This code is designed to cluster two hundred cryptocurrencies by time series. For this purpose, the hourly data was first uploaded using the cryptocompare Python library. It can also be used to unload daily and minute data on cryptocurrencies. In order to facilitate the unloading, a class was created, which can be used to unload this data depending on the need. It is also worth noting that the data was unloaded only by the closing price.
The variable names stores cryptocurrency tickers. You can remove unnecessary cryptocurrencies by simply removing tickers that are unnecessary to you. You can also add new tickers, but for that you need the data of added cryptocurrencies to be available in cryptocompare library.

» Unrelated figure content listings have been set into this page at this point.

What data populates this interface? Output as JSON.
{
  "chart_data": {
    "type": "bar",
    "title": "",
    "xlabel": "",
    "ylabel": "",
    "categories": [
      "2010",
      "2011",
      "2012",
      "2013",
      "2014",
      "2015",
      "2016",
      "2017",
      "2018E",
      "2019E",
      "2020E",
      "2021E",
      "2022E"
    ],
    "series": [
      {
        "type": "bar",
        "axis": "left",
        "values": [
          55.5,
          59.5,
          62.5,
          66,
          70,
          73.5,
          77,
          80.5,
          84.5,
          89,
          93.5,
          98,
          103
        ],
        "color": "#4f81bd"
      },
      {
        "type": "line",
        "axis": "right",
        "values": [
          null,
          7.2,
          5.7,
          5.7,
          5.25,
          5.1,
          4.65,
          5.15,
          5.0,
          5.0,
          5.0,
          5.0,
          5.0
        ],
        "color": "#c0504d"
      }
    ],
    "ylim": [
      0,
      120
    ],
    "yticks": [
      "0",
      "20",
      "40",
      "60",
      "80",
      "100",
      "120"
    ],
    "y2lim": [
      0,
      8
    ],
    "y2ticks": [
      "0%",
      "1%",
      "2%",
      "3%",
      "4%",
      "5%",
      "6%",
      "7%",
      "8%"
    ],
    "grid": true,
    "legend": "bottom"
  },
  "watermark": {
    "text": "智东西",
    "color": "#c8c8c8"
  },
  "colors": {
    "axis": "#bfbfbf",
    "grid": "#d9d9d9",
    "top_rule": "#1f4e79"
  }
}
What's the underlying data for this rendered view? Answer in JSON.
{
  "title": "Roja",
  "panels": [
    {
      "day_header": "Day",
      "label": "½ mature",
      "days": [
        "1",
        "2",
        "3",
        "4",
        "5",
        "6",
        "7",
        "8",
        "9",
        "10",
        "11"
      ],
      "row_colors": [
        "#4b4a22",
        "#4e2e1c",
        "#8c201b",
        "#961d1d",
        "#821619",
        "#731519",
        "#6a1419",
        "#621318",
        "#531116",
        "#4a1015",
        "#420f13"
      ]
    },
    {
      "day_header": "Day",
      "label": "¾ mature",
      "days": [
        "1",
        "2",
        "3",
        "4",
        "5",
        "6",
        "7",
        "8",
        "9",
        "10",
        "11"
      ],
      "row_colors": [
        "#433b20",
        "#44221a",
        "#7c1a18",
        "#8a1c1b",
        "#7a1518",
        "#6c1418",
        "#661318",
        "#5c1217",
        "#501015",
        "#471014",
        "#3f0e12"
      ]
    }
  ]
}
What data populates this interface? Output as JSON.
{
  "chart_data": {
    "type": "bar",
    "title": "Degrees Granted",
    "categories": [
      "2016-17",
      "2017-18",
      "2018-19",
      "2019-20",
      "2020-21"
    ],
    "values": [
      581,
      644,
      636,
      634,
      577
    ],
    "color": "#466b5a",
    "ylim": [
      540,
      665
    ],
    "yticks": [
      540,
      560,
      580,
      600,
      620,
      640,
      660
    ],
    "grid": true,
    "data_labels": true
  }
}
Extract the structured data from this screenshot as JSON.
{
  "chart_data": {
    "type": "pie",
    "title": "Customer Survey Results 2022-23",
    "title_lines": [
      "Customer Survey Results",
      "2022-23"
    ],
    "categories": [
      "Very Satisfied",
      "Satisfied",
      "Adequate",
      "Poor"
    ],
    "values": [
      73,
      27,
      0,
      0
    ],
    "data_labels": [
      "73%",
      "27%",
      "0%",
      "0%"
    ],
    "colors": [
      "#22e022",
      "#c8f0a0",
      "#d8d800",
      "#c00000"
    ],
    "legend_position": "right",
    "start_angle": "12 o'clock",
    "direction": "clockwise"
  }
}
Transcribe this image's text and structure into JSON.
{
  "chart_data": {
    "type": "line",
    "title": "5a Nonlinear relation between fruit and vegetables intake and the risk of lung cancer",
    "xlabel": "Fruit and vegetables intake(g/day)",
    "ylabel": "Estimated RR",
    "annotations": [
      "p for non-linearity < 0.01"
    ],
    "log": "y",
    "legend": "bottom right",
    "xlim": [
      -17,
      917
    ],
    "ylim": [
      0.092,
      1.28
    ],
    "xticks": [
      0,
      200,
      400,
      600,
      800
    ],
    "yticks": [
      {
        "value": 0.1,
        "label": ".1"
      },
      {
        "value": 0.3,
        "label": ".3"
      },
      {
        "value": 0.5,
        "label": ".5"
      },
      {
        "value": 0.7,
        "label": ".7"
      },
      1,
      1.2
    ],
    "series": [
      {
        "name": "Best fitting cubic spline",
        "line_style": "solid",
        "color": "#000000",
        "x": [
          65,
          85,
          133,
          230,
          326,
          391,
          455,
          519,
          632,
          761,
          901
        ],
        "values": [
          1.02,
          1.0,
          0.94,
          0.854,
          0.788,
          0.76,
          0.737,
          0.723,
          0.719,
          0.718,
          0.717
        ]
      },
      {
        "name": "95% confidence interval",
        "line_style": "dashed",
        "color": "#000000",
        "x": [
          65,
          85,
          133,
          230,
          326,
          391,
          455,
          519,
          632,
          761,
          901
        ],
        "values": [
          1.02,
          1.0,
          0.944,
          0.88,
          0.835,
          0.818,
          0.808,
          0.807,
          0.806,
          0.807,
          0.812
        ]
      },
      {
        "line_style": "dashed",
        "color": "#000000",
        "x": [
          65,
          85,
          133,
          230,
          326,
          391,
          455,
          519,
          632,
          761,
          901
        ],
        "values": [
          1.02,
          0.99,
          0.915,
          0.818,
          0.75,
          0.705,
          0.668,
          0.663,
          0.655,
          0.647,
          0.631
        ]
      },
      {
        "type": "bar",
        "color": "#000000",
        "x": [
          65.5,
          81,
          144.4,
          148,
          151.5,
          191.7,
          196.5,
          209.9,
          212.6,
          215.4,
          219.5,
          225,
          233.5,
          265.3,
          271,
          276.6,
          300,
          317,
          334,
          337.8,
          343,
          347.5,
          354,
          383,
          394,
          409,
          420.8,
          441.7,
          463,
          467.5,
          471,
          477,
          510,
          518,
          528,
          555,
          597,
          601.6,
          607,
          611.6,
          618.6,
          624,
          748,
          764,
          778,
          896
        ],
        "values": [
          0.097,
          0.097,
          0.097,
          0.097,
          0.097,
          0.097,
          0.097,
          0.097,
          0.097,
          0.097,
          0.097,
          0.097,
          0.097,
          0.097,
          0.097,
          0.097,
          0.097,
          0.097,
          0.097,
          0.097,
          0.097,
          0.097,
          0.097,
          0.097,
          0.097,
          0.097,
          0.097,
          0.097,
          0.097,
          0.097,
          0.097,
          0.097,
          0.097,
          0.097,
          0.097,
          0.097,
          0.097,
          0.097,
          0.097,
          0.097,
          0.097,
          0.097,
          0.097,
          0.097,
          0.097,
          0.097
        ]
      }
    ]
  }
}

The data was then pre-prepared for convenience (so, for example, the column 'index' was renamed to 'ticker').
The tslearn and sklearn libraries were used to cluster the time series. The methods that were used: Kmeans, DTW (Dynamic Time Warping). The number of clusters was determined using silhouette_score and distortions (their graphs were plotted for this purpose). As a result, 5 clusters were chosen for Kmeans method and 7 for DTW.
For convenience, graphs of each cryptocurrency were plotted and grouped into clusters. Also the information was uploaded to csv files hour_conclusion_kmeans.csv and hour_conclusion_dtw.csv
DTW method coped better with cryptocurrency time series clustering - especially this method, in contrast to Kmeans, was able to display some cryptocurrencies with extreme graphs (for example, BTCB) in a separate cluster.
Despite this, some extreme data failed to cluster successfully.
October, 10
Anyway, both methods failed to cope 100%, but we can see the obvious patterns according to which cryptocurrencies were clustered, which gives already a good result.